In Bologna, the reopening of museums is taking place today in combination with Art City, a cultural festival that takes place both indoors and outdoors in several places in the city, from traditional exhibition venues to public squares and gardens. About sixty events between exhibitions, installations and various performances take place in the city from May 7 to 9. “We are counting on art to launch a new summer season,” said Matteo Lepore, Head of Culture at Bologna City Hall.
In Turin, the Egyptian Museum (reopening for the 5th time since the start of the pandemic) registered full during the first weekend of May. While the Covid-19 visitor quotas allow around 1,300 visitors in a single day (normally they are ten times more: 13,000 per day), museum administrators have expressed satisfaction with this weekend’s figures. Yet in 2020 the museum has been closed for around 180 days, and so far in 2021 it has only been open for 15 days. “Thanks to the state funding that we have received and our savings, we will achieve a balance, and then we will see,” commented Museum President Evelina Christillin.
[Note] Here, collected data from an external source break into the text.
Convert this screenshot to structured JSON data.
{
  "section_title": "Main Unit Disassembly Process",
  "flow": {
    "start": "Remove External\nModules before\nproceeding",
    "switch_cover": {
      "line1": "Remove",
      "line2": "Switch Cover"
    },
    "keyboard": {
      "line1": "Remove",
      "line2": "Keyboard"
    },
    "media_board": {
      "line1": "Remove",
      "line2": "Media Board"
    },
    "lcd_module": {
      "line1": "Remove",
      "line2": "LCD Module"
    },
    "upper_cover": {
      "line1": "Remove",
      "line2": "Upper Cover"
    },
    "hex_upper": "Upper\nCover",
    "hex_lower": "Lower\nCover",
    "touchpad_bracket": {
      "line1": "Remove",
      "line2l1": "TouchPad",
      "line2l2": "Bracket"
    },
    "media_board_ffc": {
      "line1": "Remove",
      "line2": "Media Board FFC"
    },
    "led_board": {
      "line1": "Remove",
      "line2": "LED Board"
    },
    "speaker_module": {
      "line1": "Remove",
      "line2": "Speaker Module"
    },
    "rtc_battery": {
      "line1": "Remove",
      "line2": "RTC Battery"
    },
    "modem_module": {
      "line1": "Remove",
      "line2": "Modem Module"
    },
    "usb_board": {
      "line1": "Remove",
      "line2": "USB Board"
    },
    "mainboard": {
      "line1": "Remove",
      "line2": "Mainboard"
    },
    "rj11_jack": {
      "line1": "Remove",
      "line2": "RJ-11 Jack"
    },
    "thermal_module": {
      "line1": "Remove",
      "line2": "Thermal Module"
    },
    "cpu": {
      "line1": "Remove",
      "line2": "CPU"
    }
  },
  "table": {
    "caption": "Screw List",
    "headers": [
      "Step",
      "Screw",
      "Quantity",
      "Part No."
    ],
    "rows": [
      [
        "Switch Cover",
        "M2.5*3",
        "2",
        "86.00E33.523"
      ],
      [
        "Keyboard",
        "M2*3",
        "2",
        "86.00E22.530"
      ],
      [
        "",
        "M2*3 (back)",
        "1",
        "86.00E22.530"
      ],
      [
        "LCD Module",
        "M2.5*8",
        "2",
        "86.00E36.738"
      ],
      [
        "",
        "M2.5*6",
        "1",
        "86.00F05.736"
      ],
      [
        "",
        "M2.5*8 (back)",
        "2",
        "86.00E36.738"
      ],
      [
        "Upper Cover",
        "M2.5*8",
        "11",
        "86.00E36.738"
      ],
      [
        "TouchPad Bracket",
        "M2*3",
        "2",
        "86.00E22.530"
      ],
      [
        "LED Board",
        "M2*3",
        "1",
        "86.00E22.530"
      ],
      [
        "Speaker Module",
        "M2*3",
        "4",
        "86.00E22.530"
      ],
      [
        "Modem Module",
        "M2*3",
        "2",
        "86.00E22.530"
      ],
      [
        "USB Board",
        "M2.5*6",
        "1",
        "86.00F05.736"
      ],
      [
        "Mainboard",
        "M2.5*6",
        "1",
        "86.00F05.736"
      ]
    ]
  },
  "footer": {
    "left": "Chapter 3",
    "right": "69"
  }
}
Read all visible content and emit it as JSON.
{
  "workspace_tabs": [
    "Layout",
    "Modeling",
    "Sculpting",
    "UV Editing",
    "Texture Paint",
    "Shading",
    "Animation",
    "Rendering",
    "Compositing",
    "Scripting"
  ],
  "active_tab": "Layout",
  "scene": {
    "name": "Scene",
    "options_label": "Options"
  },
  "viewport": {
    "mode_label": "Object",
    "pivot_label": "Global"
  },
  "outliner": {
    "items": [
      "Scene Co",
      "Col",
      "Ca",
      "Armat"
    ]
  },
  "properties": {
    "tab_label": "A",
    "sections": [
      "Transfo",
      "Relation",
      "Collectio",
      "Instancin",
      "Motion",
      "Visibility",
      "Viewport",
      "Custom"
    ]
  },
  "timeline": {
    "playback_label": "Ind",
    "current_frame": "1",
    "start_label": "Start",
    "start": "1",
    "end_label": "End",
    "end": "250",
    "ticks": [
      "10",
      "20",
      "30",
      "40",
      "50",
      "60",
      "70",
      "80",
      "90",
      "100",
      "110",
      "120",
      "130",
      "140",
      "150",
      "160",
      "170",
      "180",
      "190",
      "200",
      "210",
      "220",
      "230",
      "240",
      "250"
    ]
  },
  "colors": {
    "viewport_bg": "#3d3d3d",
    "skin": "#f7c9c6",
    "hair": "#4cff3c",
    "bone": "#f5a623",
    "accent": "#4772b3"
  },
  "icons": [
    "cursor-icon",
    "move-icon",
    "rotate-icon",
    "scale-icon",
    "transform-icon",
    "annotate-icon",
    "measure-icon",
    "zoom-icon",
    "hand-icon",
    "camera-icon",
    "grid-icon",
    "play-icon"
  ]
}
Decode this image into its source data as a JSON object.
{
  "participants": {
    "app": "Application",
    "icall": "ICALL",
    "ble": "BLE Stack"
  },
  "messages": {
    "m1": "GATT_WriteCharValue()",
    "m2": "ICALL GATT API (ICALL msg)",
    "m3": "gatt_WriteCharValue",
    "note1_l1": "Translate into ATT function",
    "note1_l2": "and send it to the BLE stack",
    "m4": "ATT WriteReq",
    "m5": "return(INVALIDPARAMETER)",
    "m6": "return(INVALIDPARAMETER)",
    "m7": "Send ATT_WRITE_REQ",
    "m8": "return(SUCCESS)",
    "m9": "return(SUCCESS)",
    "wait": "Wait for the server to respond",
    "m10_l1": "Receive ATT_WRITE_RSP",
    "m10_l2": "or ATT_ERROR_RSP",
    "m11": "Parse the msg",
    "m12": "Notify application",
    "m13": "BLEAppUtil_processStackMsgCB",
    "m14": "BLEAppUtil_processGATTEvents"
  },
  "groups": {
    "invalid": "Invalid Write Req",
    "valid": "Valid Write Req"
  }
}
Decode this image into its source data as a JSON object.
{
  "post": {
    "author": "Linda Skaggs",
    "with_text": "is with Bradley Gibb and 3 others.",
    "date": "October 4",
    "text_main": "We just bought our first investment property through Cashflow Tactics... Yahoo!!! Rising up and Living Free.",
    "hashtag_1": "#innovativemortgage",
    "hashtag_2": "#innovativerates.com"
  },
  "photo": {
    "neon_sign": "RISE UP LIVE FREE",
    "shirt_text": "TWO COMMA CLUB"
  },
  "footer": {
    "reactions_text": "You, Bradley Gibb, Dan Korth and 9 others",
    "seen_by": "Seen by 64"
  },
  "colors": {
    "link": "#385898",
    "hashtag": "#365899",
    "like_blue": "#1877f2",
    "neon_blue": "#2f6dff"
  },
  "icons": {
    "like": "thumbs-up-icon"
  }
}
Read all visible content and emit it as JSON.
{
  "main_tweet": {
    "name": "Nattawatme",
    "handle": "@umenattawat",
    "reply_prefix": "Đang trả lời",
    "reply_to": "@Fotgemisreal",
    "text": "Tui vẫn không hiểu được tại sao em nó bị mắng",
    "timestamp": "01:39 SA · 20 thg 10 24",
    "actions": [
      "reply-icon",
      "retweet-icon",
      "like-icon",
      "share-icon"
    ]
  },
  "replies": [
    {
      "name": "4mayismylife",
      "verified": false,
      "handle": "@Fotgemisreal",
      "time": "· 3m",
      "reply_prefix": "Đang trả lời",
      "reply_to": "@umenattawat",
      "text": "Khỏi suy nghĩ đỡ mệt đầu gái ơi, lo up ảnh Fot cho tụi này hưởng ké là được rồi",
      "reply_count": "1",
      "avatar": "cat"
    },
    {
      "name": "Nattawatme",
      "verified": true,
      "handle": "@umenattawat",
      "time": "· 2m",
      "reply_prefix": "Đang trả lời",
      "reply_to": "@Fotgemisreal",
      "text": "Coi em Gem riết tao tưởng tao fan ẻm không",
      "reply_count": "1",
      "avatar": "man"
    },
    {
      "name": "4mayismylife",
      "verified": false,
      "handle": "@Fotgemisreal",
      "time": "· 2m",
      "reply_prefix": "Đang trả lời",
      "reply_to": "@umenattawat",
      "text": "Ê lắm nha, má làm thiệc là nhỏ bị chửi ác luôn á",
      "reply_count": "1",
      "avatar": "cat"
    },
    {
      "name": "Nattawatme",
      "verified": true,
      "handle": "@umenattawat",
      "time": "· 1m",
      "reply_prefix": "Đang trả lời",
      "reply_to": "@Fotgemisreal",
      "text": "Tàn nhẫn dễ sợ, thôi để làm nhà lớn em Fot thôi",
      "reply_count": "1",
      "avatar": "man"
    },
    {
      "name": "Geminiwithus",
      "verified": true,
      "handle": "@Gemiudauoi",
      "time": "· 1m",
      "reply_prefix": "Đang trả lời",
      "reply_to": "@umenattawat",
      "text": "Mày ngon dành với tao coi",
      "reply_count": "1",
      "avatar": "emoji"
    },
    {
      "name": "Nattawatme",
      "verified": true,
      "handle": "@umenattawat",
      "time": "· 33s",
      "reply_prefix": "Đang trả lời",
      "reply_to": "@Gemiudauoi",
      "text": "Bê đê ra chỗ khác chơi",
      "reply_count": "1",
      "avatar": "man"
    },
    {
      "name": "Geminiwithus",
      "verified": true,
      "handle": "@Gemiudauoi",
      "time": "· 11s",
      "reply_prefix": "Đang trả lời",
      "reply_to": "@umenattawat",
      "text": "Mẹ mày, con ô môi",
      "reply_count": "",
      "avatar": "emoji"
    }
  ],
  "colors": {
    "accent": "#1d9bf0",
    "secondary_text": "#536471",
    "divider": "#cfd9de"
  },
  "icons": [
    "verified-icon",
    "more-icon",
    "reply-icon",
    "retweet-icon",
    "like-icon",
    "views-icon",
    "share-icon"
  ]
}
According to a study by EY and GESAC, before the pandemic, Europe’s cultural sector employed around 7.6 million people, with a business worth 643 billion euros ($ 774 billion). Overall, industry accounted for 4.4% of EU GDP. But with the coronavirus, the loss compared to 2019 was -31.2%, a figure even worse than tourism (which lost around 27%) and just a little better than aviation (-31.4% ).
According to recent announcements by Prime Minister Mario Draghi, a green national laissez-passer allowing free movement between Italian regions (and to those coming from abroad) will be approved in the coming weeks. This measure also aims to help museums and cultural places to recover. From mid-May, more specifically, the Italian government intends to remove the quarantine measures for Italians traveling to the country from abroad, as well as for foreign tourists from the EU, United States and Israel. At the same time, another European green pass is expected to be in place by mid-June, which will further promote tourism, travel and cultural activity. The green pass will require people to meet at least one of these conditions: have a complete vaccination cycle, have a medical certificate attesting that the person is cured of the virus, or have a negative Covid test result 48 hours before arrival in Italy. According to European sources, the green pass procedure will be digitized from the next few weeks. Currently, Italy does not accept travelers from India, Bangladesh, Sri Lanka and Brazil.